The group is touring the Antelope Valley Station, Great Plains Synfuels Plant and the Freedom Mine.
(Val Rausch): “We live in such a rural area and you don’t realize the magnitude of, like, a Basin. How big they are, where their footprint is, and as a cooperative, how many people benefit from the co-op.”
Val Rausch serves the district where Basin Electric’s Deer Creek Station is under construction… and where another power plant has been running for decades.
(Val Rausch): “The one I have in my backyard is 30 years old, scheduled to do some major upgrades with the emissions and the scrubbers. So I’m interested to look at and get the tour because I think they have already done that here in these power plants, the new technology, so it’ll be pretty interesting to compare the two and to see where the one in my backyard, where that’s headed. I think understanding is always a trump card.”
At Antelope Valley Station, the group learns how electricity is made…
(Daryl Hill): “Burn coal, that gives us heat. That heat boils water and makes steam. The steam drives the turbine, the turbine drives the generator.”
And then they get to see the plant in action.
(Daryl Hill): “It’s about 25, 28-hundred degrees in there. It’s hot, but I can still put my hand on the wall here.”
At the Freedom Mine, they get lots of pictures of a dragline in action… and at the Synfuels Plant, they marvel at the model that was used to build it.
(Ed Anderson): “It’s difficult to have a sense of scale until you’re standing at the base of the boiler, or you’re standing in the model room.”
South Dakota Statewide General Manager Ed Anderson says a tour like this has lasting effects.
(Ed Anderson): “Every time that I’ve done one of these, the legislators walk away from this process extremely impressed, and with a much better understanding of how the power generation process works.”
But, before the lawmakers got to tour the power plants, they stopped here at Basin Electric Headquarters, where they learned about the issues our members are facing.
“I’m just curious to know how that might work…”
The lawmakers heard from Basin Electric staff who explain how the cooperative develops generation, deals with transmission challenges, how the co-op looks financially, and how legislative representatives are tackling issues like climate change legislation.
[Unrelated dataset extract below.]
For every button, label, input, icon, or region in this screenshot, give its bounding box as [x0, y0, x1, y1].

(Nancy Turbak Berry): “I personally have a huge concern about the environment. I realize it’s very easy for people to cross their arms and start shaking their heads and act as if we should be offended with those people who want us to be responsible. But I honestly feel that we have to be responsible. The issue isn’t going to go away. So, I’m fascinated to learn about folks who are taking some initiative to try to be responsible environmentally.”
Nancy Turbak Berry is glad she accepted this invitation.
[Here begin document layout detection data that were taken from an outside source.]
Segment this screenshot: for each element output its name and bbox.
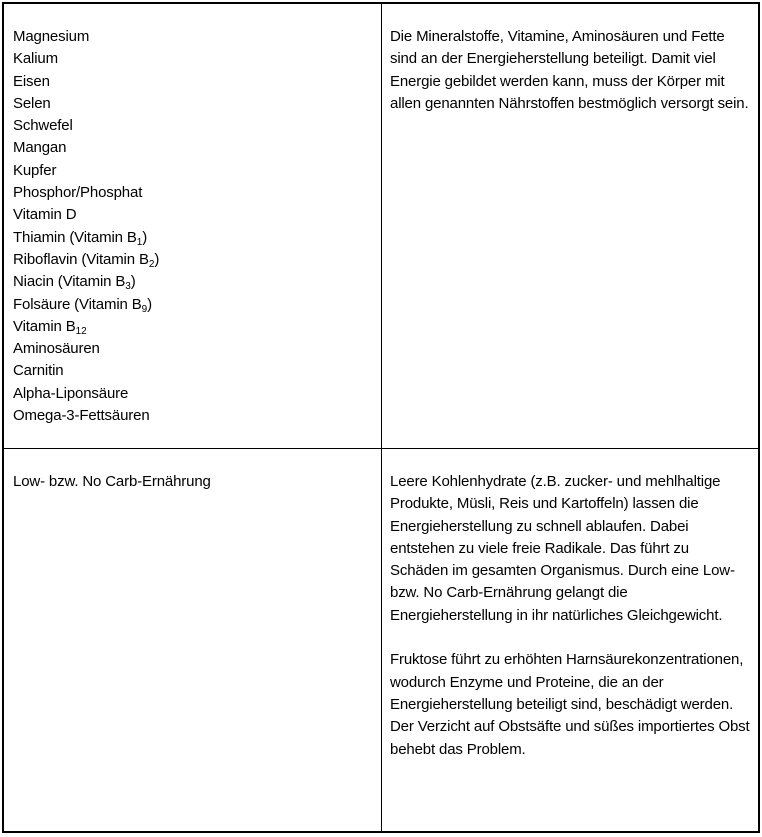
nutrient-item: Mangan bbox=[13, 139, 67, 157]
lowcarb-paragraph-1: Leere Kohlenhydrate (z.B. zucker- und mehlhaltige Produkte, Müsli, Reis und Kartoffeln) lassen die Energieherstellung zu schnell ablaufen. Dabei entstehen zu viele freie Radikale. Das führt zu Schäden im gesamten Organismus. Durch eine Low- bzw. No Carb-Ernährung gelangt die Energieherstellung in ihr natürliches Gleichgewicht. bbox=[390, 473, 735, 624]
nutrient-item: Omega-3-Fettsäuren bbox=[13, 407, 150, 425]
nutrient-item: Aminosäuren bbox=[13, 340, 100, 358]
energy-description-text: Die Mineralstoffe, Vitamine, Aminosäuren und Fette sind an der Energieherstellung beteiligt. Damit viel Energie gebildet werden kann, muss der Körper mit allen genannten Nährstoffen bestmöglich versorgt sein. bbox=[390, 28, 749, 112]
nutrient-item: Vitamin D bbox=[13, 206, 77, 224]
nutrient-item: Eisen bbox=[13, 72, 50, 90]
nutrient-item: Phosphor/Phosphat bbox=[13, 184, 143, 202]
nutrient-item: Selen bbox=[13, 94, 51, 112]
nutrients-table bbox=[2, 2, 760, 833]
nutrient-item: Kupfer bbox=[13, 161, 57, 179]
energy-description-cell bbox=[382, 4, 758, 449]
lowcarb-description-cell bbox=[382, 449, 758, 831]
nutrient-item: Schwefel bbox=[13, 117, 73, 135]
lowcarb-paragraph-2: Fruktose führt zu erhöhten Harnsäurekonzentrationen, wodurch Enzyme und Proteine, die an der Energieherstellung beteiligt sind, beschädigt werden. Der Verzicht auf Obstsäfte und süßes importiertes Obst behebt das Problem. bbox=[390, 651, 750, 758]
nutrient-item: Niacin (Vitamin $B_3$) bbox=[13, 273, 136, 293]
nutrient-list-cell bbox=[4, 4, 382, 449]
nutrient-item: Magnesium bbox=[13, 28, 90, 45]
nutrient-item: Kalium bbox=[13, 50, 58, 68]
nutrient-item: Carnitin bbox=[13, 362, 64, 380]
nutrient-item: Thiamin (Vitamin $B_1$) bbox=[13, 228, 148, 248]
nutrient-item: Riboflavin (Vitamin $B_2$) bbox=[13, 250, 160, 270]
nutrient-item: Folsäure (Vitamin $B_9$) bbox=[13, 295, 153, 315]
nutrient-item: Vitamin $B_{12}$ bbox=[13, 317, 87, 337]
lowcarb-label: Low- bzw. No Carb-Ernährung bbox=[13, 473, 211, 490]
lowcarb-label-cell bbox=[4, 449, 382, 831]
nutrient-list bbox=[13, 26, 371, 427]
nutrient-item: Alpha-Liponsäure bbox=[13, 384, 129, 402]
(Nancy Turbak Berry): “I’ve always been a little bit inclined, when issues about cooperatives came up, to only half listen because my particular district wasn’t immediately concerned. And I probably was just a little bit less interested in co-ops than I maybe should’ve been. I’m so impressed with what I learned about the way co-ops work and the responsible leadership that they’re taking, that I would say the most impressive thing to me is sort of the loyalty that you’ve been developing in me towards the co-op concept, and especially as applies to energy co-ops.”
Roger Solum says more lawmakers should take this tour.
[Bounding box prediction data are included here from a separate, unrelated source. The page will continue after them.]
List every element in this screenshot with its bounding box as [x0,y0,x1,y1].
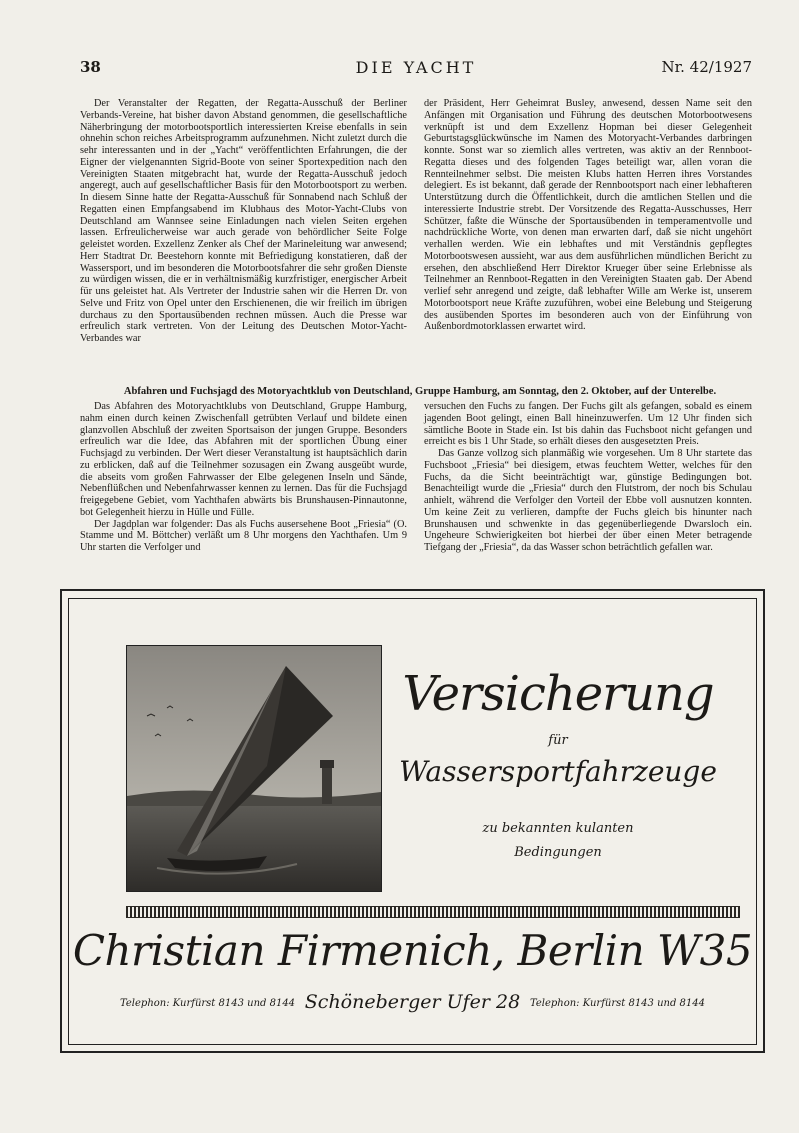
paragraph: versuchen den Fuchs zu fangen. Der Fuchs gilt als gefangen, sobald es einem jagenden Boot gelingt, einen Ball hineinzuwerfen. Um 12 Uhr finden sich sämtliche Boote in Stade ein. Ist bis dahin das Fuchsboot nicht gefangen und erreicht es bis 1 Uhr Stade, so erhält dieses den ausgesetzten Preis. [424,401,752,448]
paragraph: Der Jagdplan war folgender: Das als Fuchs ausersehene Boot „Friesia“ (O. Stamme und M. Böttcher) verläßt um 8 Uhr morgens den Yachthafen. Um 9 Uhr starten die Verfolger und [80,518,407,553]
ad-title: Versicherung [402,666,714,722]
magazine-title: DIE YACHT [355,58,477,77]
paragraph: Das Ganze vollzog sich planmäßig wie vorgesehen. Um 8 Uhr startete das Fuchsboot „Friesia“ bei diesigem, etwas feuchtem Wetter, welches für den Fuchs, da die Sicht beeinträchtigt war, günstige Bedingungen bot. Benachteiligt wurde die „Friesia“ durch den Flutstrom, der noch bis Schulau anhielt, während die Verfolger den Vorteil der Ebbe voll ausnutzen konnten. Um keine Zeit zu verlieren, dampfte der Fuchs gleich bis hinunter nach Brunshausen und schwenkte in das gegenüberliegende Dwarsloch ein. Ungeheure Schwierigkeiten bot hierbei der über einen Meter betragende Tiefgang der „Friesia“, da das Wasser schon beträchtlich gefallen war. [424,448,752,553]
ad-address: Schöneberger Ufer 28 [304,991,521,1013]
page-header [80,58,752,82]
section-heading: Abfahren und Fuchsjagd des Motoryachtklub von Deutschland, Gruppe Hamburg, am Sonntag, den 2. Oktober, auf der Unterelbe. [123,386,717,397]
paragraph: der Präsident, Herr Geheimrat Busley, anwesend, dessen Name seit den Anfängen mit Organisation und Führung des deutschen Motorbootwesens verknüpft ist und dem Exzellenz Hopman bei dieser Gelegenheit Geburtstagsglückwünsche im Namen des Motoryacht-Verbandes darbringen konnte. Sonst war so ziemlich alles vertreten, was aktiv an der Rennboot-Regatta dieses und des folgenden Tages beteiligt war, allen voran die Rennteilnehmer selbst. Die meisten Klubs hatten Herren ihres Vorstandes delegiert. Es ist bekannt, daß gerade der Rennbootsport nach einer lebhafteren Unterstützung durch die Öffentlichkeit, durch die amtlichen Stellen und die interessierte Industrie strebt. Der Vorsitzende des Regatta-Ausschusses, Herr Schützer, faßte die Wünsche der Sportausübenden in temperamentvolle und nachdrückliche Worte, von denen man erwarten darf, daß sie nicht ungehört verhallen werden. Wie ein lebhaftes und mit Verständnis gepflegtes Motorbootswesen aussieht, war aus dem ausführlichen mündlichen Bericht zu ersehen, den abschließend Herr Direktor Krueger über seine Erlebnisse als Teilnehmer an Rennboot-Regatten in den Vereinigten Staaten gab. Der Abend verlief sehr anregend und zeigte, daß lebhafter Wille am Werke ist, unserem Motorbootsport neue Kräfte zuzuführen, wobei eine Belebung und Steigerung des ausübenden Sportes im besonderen auch von der Einführung von Außenbordmotorklassen erwartet wird. [424,98,752,333]
ad-terms-line1: zu bekannten kulanten [482,821,634,836]
ornamental-divider [126,906,740,918]
ad-company-name: Christian Firmenich, Berlin W35 [72,926,753,975]
ad-subject: Wassersportfahrzeuge [399,755,717,788]
sailboat-photo [126,645,382,892]
paragraph: Das Abfahren des Motoryachtklubs von Deutschland, Gruppe Hamburg, nahm einen durch keinen Zwischenfall getrübten Verlauf und bildete einen glanzvollen Abschluß der zweiten Sportsaison der jungen Gruppe. Besonders erfreulich war die Idee, das Abfahren mit der sportlichen Übung einer Fuchsjagd zu verbinden. Der Wert dieser Veranstaltung ist hauptsächlich darin zu erblicken, daß auf die Teilnehmer sozusagen ein Zwang ausgeübt wurde, die abseits vom großen Fahrwasser der Elbe gelegenen Inseln und Sände, Nebenflüßchen und Nebenfahrwasser kennen zu lernen. Das für die Fuchsjagd freigegebene Gebiet, vom Yachthafen abwärts bis Brunshausen-Pinnautonne, bot Gelegenheit hierzu in Hülle und Fülle. [80,401,407,518]
issue-number: Nr. 42/1927 [661,58,752,76]
insurance-advertisement [60,589,765,1053]
article-column-right [424,98,752,333]
article-column-left [80,98,407,345]
ad-fuer: für [548,733,568,748]
article-column-right [424,401,752,554]
ad-terms-line2: Bedingungen [514,845,602,860]
paragraph: Der Veranstalter der Regatten, der Regatta-Ausschuß der Berliner Verbands-Vereine, hat bisher davon Abstand genommen, die gesellschaftliche Näherbringung der motorbootsportlich interessierten Kreise ebenfalls in sein ohnehin schon reiches Arbeitsprogramm aufzunehmen. Nicht zuletzt durch die sehr interessanten und in der „Yacht“ veröffentlichten Erfahrungen, die der Eigner der vielgenannten Sigrid-Boote von seiner Sportexpedition nach den Vereinigten Staaten mitgebracht hat, wurde der Regatta-Ausschuß jedoch angeregt, auch auf gesellschaftlicher Basis für den Motorbootsport zu werben. In diesem Sinne hatte der Regatta-Ausschuß für Sonnabend nach Schluß der Regatten einen Empfangsabend im Klubhaus des Motor-Yacht-Clubs von Deutschland am Wannsee seine Einladungen nach vielen Seiten ergehen lassen. Erfreulicherweise war auch gerade von behördlicher Seite Folge geleistet worden. Exzellenz Zenker als Chef der Marineleitung war anwesend; Herr Stadtrat Dr. Beestehorn konnte mit Befriedigung konstatieren, daß der Wassersport, und im besonderen die Motorbootsfahrer die sehr großen Dienste zu würdigen wissen, die er in verhältnismäßig kurzfristiger, energischer Arbeit für uns geleistet hat. Als Vertreter der Industrie sahen wir die Herren Dr. von Selve und Fritz von Opel unter den Erschienenen, die wir freilich im übrigen durchaus zu den Sportausübenden rechnen müssen. Auch die Presse war erfreulich stark vertreten. Von der Leitung des Deutschen Motor-Yacht-Verbandes war [80,98,407,344]
page-number: 38 [80,58,101,76]
ad-phone-left: Telephon: Kurfürst 8143 und 8144 [120,998,296,1009]
article-column-left [80,401,407,554]
ad-phone-right: Telephon: Kurfürst 8143 und 8144 [529,998,705,1009]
(Roger Solum): “We have such a small group of people in our legislature, and I’m sure North Dakota is the same way, that really have, you can say, the technical expertise to be able to talk about the issue. So, a trip like this, I feel it’s part of my responsibility to take what we’ve learned here and share it with those who haven’t had the opportunity to come up here.”
Anderson says when he walks up to these lawmakers during the next session, he can explain less, and discuss the issues more.
(Ed Anderson): “I had two from my group and two from the other group that took the time and made the point to come up to me today and say, ‘That was huge. That was really important to me.’ So, success.”